My 2008 MBP is plenty small, thin and light enough. It doesn't need to be light enough to use as a frisbee for god's sake! Why remove USEFUL hardware just to make it like another model? It's just pointless (like making iPhones thinner with new battery tech instead of giving us MORE time with the same size. Look at the new iPad4. I'd rather have an iPad3 with 27 hours of battery life in that case form. I'm not likely to watch a lot of 1080p movies on a freaking iPad. I AM likely to need a lot of battery life on this thing, but Apple doesn't care about that. Frankly, I'm SHOCKED they were willing to make that model thicker even to accommodate a Retina display. I think Steve Jobs would have forbade that if he were alive. The man was obsessed with THIN as you can possibly make it work, no matter the cost and some of us just don't get that at all. A 5 pound notebook is NOT heavy for god's sake. I carried a 30 pound bookbag (with 7+ school books in it plus folders and notebooks, etc.) for many years in college. A 5 pound notebook is nothing.
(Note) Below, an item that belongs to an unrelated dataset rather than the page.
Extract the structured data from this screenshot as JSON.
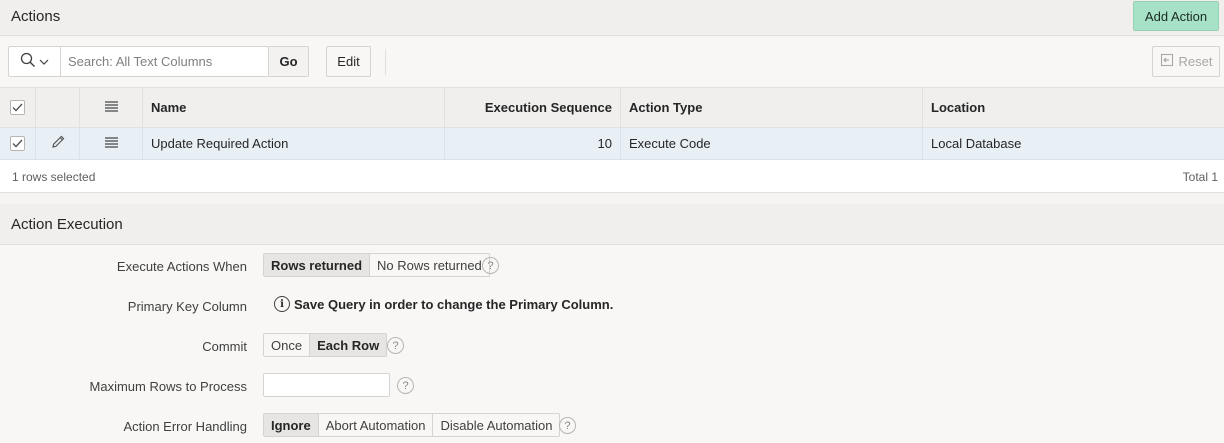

It seems little more than silly to sit in front of a computer screen to watch Blu-Ray, which is best truly enjoyed on large screens with powerful sound.
I guess you don't ever have to go on business trips. I spent 6 weeks STRAIGHT in a hotel last year. It was a nice hotel, but watching 20 cable channels gets old after awhile, particularly since the tv wasn't THAT much larger than a larger notebook, particularly when I had to watch the TV from the bed but I could watch the notebook from a desk chair at a closer distance (and plug in high quality headphones to boot). The TV was SD. An HD movie would have been more pleasant to look at by far, IMO. At least I had over 80 movies with me to watch (on the hard drive).
And if one has that large screen (or like me, a good HD Projector) and powerful sound in your viewing room, then why on earth wouldn't one have a Blue-Ray player?
See reason #1. Even if I have one, that doesn't mean I want to use it, particularly if the quality can be made nearly equal (straight dump). You don't know how NICE it is to be able to access any tv show, movie or photo from a simple menu system until you try it. With DVDs, the quality isn't an issue. It's simple to handle them any way you want from a straight dump with full menus to just the movie file to a high-setting recompress that can be used from AppleTV menus (XBMC will play DVDs straight with menus or without).